My girlfriend and I have recently taken up piano and guitar, and we're average beginners i guess. I can play most slow-medium paced songs that don't require finger position change on piano. And she's about as equally good on guitar.
Anyways, we were wondering how we can do a duet? Like how are they normally done? Do you just take the guitar sheet music and the piano sheet music of a song and play it at the same time?
Also, could someone reccomend a easy song to play a duet of?
3 Answers
- Tony BLv 43 months ago
The most important thing is that, however you do it, you're both playing in the same key.
Song books and sheet music usually have right and left hand piano parts, the “top line” (melody) and guitar chords. Often a piece of piano music will include guitar chords too.
- ?Lv 63 months ago
You do not need a song written for two instruments. Any song can be played on guitar and piano. If you are both beginners, she could strum chords on the guitar while you play the melody on the piano, then switch roles and let her pick out the melody while you play chords. It would help both of you to find qualified teachers.

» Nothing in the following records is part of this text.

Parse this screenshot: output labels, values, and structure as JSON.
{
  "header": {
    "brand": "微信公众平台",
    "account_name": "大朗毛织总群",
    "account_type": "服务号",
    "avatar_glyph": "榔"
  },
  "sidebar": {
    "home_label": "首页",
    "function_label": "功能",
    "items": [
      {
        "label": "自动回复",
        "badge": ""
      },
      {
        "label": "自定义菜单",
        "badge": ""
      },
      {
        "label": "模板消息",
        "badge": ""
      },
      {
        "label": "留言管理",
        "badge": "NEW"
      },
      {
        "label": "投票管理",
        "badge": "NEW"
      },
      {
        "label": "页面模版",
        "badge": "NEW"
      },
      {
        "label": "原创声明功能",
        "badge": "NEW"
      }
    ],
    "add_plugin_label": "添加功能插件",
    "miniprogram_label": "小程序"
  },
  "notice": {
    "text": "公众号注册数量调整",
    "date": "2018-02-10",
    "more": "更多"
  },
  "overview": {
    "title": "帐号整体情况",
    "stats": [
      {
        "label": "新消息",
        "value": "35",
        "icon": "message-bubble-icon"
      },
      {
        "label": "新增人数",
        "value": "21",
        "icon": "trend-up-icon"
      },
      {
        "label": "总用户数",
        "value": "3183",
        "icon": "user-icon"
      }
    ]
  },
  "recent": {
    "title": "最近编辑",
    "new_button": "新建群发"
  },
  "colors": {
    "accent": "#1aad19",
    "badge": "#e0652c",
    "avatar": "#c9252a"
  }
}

- HammersteinLv 43 months ago
I'm no expert as I've not been playing long, but I'd expect that it'd sound better if you had a song written for two instruments so that you're both playing a different part of the same song, different notes that go together. I suppose that one thing you could do with a simple, single note melody is to play seven semitones apart, as everything you played between you would make a power chord. As in she plays an E and you play a B, she plays an A and you play an E, etc. Obviously that won't work with more complex music but it's just a suggestion. If you were doing that then the more bass instrument would play the lower note, the higher instrument would play the higher note. One of you could add a note that's either three or four semitones higher than the low note to make a major or minor chord between you. Of course you could also switch which one of you is playing the middle note for a bit of variety, or use full chords on one or both of the instruments too.